Система философии. Том 2. Этика чистой воли - страница 39
Что же в конечном счете является главным в этике? От утешительных надежд и украшений, и толкований мифологических образов мы можем спокойно отвлечься. Этика должна заниматься не тем, во что следует верить, чтобы надеяться и желать, или даже бояться и трепетать, но исключительно тем, что я должен делать, чтобы мои действия обрели ценность человеческого поступка. Понятие поступка заключается в единстве действия. Единство действия обосновывает единство человека. В единстве действия совершается и заключается единство человека.
Единство человека, мы можем обозначить его как конечную цель, как подлинный предмет этики. Человек не должен оставаться разорванным и раздробленным в своих действиях и стремлениях. Он не должен превращаться в каждое мгновение в другое существо. Не он тогда преобразился бы; но вещи вокруг него, а возможно, и внутри него, преобразили бы его. И это еще неточно; ибо он вовсе не преображается, потому что его еще вовсе нет. Пока он пребывает во множественности, которая состоит из воздействий на него и противодействий, исходящих от множественности, заложенной в нем, его «я» еще вовсе не существует. Только единство может дать ему это; может сделать его нравственным существом.
И это единство, как мы теперь понимаем, может быть обеспечено ему лишь во всеобщности, какой государство ее представляет; даже методологически оно должно быть обосновано преимущественно в этой всеобщности. Это уже была платоновская мысль. Не в чувственной единичности и особенности заключается единство человека, а в абстрактном единстве, которое тем не менее порождает самую прочную действительность: в единстве государственной всеобщности, в единстве государственной нравственности.
Государству приписывается не только сила, и не только способность к действию, но и воля. Эту волю можно мыслить как влечение лишь в обратной метафоре. Этика должна здесь быть воздвигнута и составлена как этика чистой воли. Понятие чистого мы знаем, конечно, из логики, и потому мы можем здесь его предположить. Но простое применение этого понятия к воле должно здесь остаться невыполненным, потому что понятие воли мы хотя и обдумали, но отнюдь еще не привели к определению. Поэтому введение может здесь прерваться. Само изложение должно будет раскрыть понятие чистой воли как содержание этики.

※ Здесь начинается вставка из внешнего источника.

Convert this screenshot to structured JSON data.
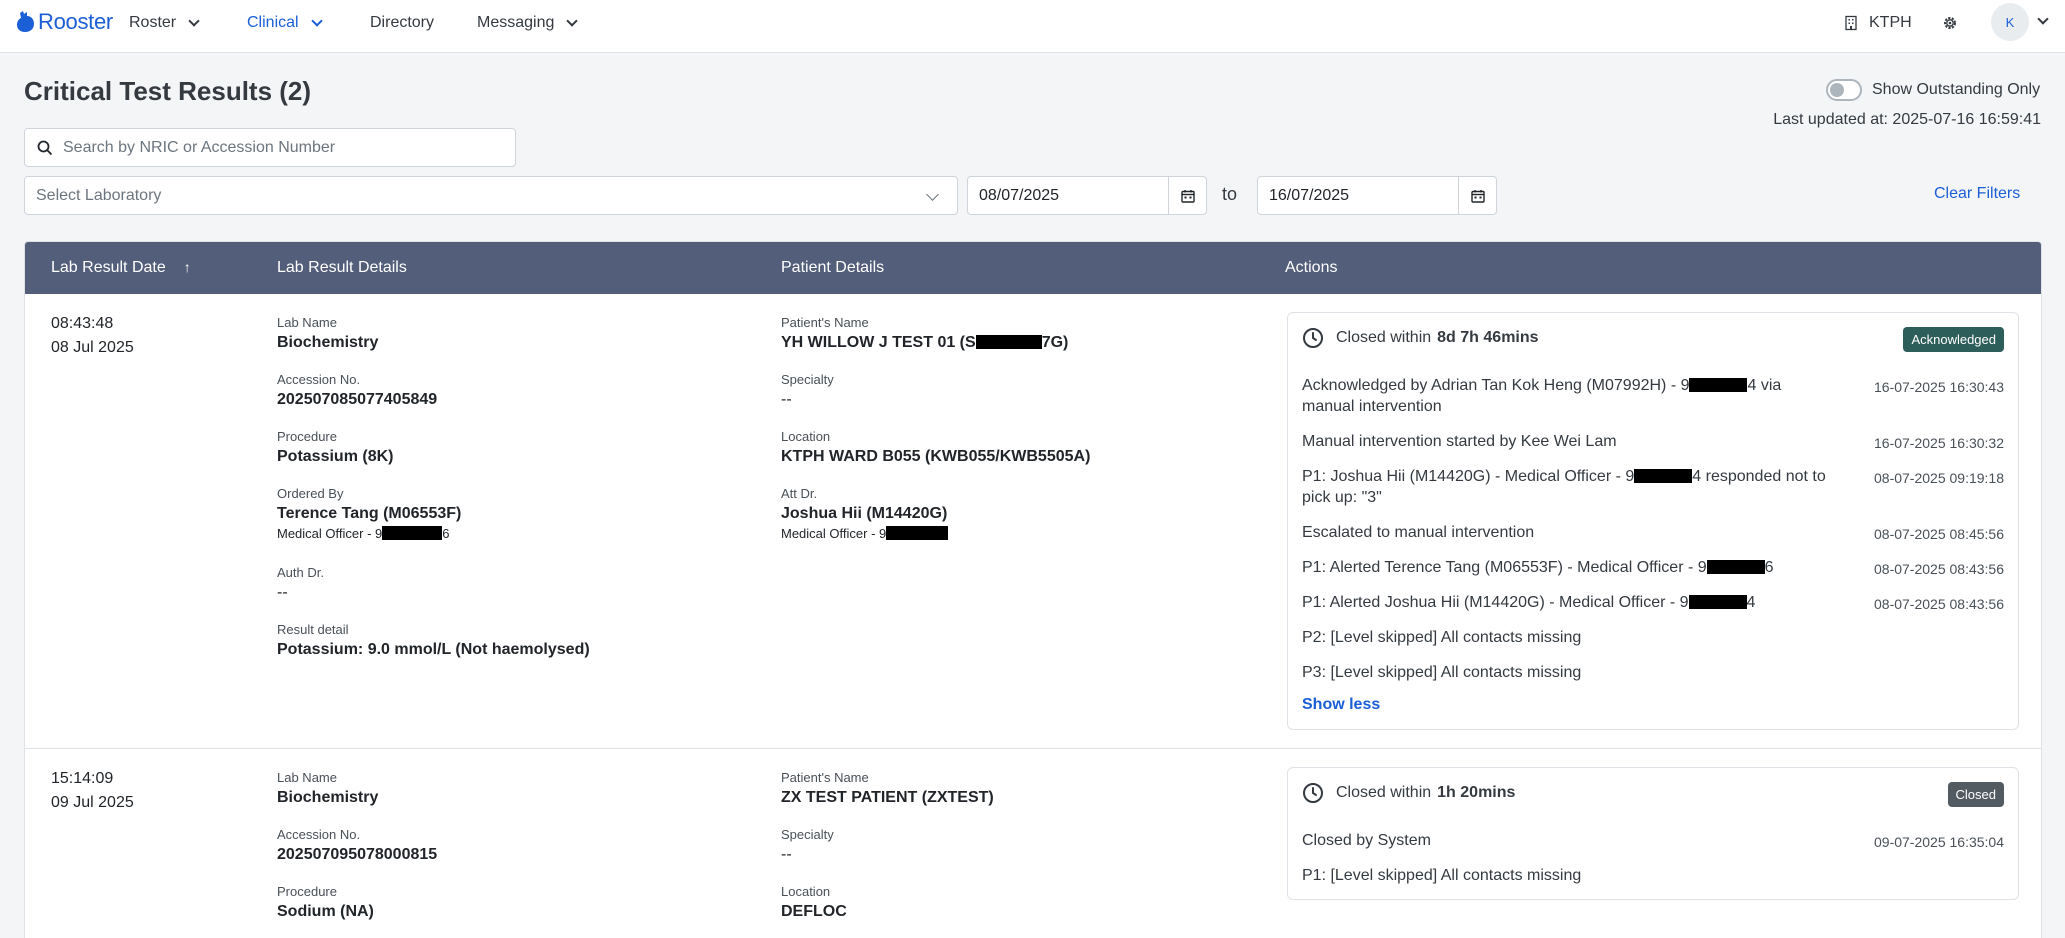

Только против предрассудка введение еще могло бы выступить, будто чистая воля не предлагала бы в такой же мере расположения для самого прочного содержания этики, как понятие чистого познания для содержания естественных наук. Поскольку чистая воля соотносится с правоведением и с государственным правом, то всякое сомнение, направленное в сторону того скептицизма, заранее устранено. Но в проблеме этики прежде всего должно зависеть от этого принципиального решения.
Ибо ничто не вредит проблеме этики глубже и внутреннее, чем подозрение в субъективности ее содержания. Бледный отблеск этого, конечно, падает на основополагающее различие между бытием и долженствованием, как мы это рассмотрели. Долженствование, как чистое хотение, должно иметь право утверждать обеспеченную ценность бытия. Всякое сомнение в этом было бы не только ложным идеализмом, но подкопом и срывом идеализма. Идея – не химера, а плодотворное и непогрешимое ведущее понятие всемирной истории. Чистая воля должна будет стать методическим средством того содержания, которое идея нравственности, которое этический идеализм должен реализовать. Чистая воля станет волей исторического бытия, исторической действительности. И в этой исторической действительности она приведет понятие человека к явлению.